Karena itu, seseorang yang menyatakan bahwa pornografi
pornoaksi bisa diterima, dengan alasan seni atau yang lain,
berarti telah melepaskan diri dari "langit". Artinya, ia telah
mentuhankan manusia, yang berarti pula --tanpa disadari-- telah
mengubah dirinya menjadi setan. Sebab, dengan pernyataan
dan perbuatannya itu, ia tidak hanya telah menjatuhkan derajat
kemanusiannya pada nilai yang lebih rendah dari segerombolan
binatang, tetapi juga telah merusak orang lain, sifat utama
setan.
Tanpa pemikiran njlimet, kita sebenarnya juga telah
mampu menindak keras para pelanggar moral. Dalam Surat
Keputusan no. 31 tahun 1969, Kejaksanaan Agung RI
menyatakan, “Pornografi adalah segala perbuatan, gambar,
tulisan, lagu, suara dan bunyi-bunyian atau segala apa yang
dapat merangsang birahi, yang menyinggung rasa susila
masyarakat umum dan dapat mengakibatkan tindakan-
tindakan maksiat serta mengganggu ketentraman umum".

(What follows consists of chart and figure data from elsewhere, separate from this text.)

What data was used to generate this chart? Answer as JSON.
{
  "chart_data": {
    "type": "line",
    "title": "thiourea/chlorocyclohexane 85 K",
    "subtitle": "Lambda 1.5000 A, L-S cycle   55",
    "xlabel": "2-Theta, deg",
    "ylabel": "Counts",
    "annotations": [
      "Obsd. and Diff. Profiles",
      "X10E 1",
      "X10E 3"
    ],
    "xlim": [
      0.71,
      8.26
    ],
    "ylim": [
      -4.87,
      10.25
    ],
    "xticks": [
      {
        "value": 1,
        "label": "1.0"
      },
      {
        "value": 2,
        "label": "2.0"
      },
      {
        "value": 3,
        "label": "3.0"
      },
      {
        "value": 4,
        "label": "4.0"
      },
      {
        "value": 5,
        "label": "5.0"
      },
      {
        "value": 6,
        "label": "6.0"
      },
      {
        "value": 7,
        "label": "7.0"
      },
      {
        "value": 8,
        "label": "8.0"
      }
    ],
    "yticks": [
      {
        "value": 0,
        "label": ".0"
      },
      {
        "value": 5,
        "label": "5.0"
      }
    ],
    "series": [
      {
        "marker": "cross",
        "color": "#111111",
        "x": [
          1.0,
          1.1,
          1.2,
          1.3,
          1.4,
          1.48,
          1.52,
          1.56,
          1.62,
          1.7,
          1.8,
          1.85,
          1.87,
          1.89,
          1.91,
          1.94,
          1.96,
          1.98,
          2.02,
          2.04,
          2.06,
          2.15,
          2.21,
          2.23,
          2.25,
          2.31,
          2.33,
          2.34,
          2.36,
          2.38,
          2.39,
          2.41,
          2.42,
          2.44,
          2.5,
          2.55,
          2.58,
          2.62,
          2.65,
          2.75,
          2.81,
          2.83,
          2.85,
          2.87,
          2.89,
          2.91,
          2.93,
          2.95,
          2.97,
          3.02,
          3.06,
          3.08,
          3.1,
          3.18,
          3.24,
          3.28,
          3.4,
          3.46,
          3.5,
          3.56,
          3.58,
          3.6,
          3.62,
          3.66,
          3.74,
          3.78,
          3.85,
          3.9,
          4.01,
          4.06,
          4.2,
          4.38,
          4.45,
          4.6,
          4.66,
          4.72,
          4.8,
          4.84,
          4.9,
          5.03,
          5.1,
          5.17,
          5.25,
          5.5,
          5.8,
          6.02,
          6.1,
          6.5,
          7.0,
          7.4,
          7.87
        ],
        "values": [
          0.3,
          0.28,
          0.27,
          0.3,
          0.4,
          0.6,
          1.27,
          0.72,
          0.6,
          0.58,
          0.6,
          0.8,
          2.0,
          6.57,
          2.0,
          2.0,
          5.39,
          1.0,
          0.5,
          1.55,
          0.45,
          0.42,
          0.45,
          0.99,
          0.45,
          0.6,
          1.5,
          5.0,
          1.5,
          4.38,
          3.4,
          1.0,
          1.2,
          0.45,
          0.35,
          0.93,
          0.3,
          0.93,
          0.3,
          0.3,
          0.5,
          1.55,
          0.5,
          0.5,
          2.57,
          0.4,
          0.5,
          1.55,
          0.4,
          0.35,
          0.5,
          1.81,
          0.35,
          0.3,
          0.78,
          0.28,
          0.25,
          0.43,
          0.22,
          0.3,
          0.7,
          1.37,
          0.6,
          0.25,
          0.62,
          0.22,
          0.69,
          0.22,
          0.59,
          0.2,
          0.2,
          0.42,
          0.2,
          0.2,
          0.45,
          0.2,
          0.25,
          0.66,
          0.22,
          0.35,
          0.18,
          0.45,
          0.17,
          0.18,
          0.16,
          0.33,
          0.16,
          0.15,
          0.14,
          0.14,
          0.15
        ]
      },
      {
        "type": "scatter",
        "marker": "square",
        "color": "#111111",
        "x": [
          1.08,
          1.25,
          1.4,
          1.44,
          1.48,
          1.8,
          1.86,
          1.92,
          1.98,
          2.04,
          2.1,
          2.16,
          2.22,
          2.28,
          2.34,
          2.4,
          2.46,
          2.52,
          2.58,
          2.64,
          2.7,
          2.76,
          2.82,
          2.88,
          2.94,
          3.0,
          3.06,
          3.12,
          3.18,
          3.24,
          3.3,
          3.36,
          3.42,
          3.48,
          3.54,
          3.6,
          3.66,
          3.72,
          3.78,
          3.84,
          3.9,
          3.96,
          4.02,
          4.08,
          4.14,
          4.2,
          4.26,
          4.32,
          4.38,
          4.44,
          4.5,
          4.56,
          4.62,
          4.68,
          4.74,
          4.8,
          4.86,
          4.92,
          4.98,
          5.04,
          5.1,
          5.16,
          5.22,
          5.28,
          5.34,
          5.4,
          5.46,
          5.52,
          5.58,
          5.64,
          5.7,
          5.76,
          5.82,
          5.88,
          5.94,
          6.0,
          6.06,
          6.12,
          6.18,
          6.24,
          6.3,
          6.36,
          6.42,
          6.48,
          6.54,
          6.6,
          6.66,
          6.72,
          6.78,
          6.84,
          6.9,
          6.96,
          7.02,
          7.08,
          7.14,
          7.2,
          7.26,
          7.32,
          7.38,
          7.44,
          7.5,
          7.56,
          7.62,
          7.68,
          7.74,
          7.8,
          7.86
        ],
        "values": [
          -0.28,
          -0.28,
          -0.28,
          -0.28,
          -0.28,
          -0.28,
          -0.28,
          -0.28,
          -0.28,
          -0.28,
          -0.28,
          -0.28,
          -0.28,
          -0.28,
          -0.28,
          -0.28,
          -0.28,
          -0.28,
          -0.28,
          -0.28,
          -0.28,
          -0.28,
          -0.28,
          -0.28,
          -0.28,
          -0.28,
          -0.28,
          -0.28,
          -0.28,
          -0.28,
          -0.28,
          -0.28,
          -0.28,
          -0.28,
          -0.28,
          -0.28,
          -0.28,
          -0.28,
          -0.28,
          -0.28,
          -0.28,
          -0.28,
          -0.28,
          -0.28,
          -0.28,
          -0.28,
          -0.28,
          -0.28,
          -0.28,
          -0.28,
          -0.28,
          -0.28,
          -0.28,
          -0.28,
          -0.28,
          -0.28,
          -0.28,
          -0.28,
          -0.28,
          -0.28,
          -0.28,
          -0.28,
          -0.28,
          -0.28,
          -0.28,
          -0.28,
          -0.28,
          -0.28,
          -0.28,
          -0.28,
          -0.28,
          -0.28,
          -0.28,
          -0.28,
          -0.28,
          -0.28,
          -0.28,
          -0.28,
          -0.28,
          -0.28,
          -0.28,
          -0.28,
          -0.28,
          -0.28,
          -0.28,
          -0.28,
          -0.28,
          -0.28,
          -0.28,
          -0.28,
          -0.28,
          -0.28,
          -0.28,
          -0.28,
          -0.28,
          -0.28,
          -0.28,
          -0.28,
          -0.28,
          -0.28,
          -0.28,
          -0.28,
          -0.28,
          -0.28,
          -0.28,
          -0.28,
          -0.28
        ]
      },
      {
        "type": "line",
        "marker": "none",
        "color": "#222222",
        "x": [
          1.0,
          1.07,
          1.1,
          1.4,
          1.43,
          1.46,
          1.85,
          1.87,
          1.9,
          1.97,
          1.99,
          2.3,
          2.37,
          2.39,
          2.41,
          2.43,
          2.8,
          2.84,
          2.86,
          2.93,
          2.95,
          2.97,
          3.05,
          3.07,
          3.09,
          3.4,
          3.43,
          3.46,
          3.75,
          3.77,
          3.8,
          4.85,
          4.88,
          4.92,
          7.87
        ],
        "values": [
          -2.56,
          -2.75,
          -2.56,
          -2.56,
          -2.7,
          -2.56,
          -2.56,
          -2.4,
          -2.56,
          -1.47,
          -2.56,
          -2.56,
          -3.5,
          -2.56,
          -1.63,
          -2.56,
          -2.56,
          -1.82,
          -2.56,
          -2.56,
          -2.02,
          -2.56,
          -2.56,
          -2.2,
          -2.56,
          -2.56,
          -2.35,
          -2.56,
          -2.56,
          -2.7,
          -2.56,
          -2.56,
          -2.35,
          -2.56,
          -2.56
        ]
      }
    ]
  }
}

Semua itu bisa diancam hukuman penjara paling lama 2 tahun 8
bulan, sesuai dengan KUHP Bab XIV, pasal 282, ayat 3.
Lebih jelas adalah pasal 9 buku Pedoman Penyensoran
film. Dikatakan, bagian film dan rekaman vidio yang harus
dipotong karena diangggap merusak moral adalah;
1. Adegan pria atau wanita dalam keadaan/mengesankan
telajang, baik dilihat dari depan, samping atau belakang.
2. Close up paha, buah dada, pantat, pusat dan alat vital lainnya,
baik dengan penutup maupun tanpa tutup.
3. Adegan ciuman yang merangsang, oleh pasangan berlainan
atau sesama jenis, seperti ciuman dengan lidah, menjilat-jilat
bagian tubuh dan mencium gambar atau benda yang dilakukan
dengan penuh birahi.
4. Adegan, gerakan, suara atau memberi kesan persenggamaan,
oleh manusia atau hewan, dalam sikap bagaimanapun, secara
terang-terangan maupun terselubung.
5. Gerakan atau perbuatan onani, lesbian, homo dan oral seks.
6. Adegan melahirkan, baik manusia maupun binatang.
7. Menampilkan alat-alat kontrasepsi tidak sesuai dengan fungsi
dan tidak pada tempatnya.
8. Adegan yang menimbulkan kesan jijik, jorok dan tidak
Dengan ketentuan tersebut, jelas mana yang dianggap
porno dan harus ditindak dan mana yang bisa ditolerir. Sehingga,
tidak ada alasan bahwa yang dilakukan itu belum bisa dikatakan
porno sebab belum telajang bulat atau yang lain. Akhirnya, bila
masih ada yang tetap ngotot, maka tidak ada lain bagi kita
kecuali mempertanyakan keloyalan dan pemahaman mereka
pada Pancasila dan ajaran agamanya. Walahu a’lam.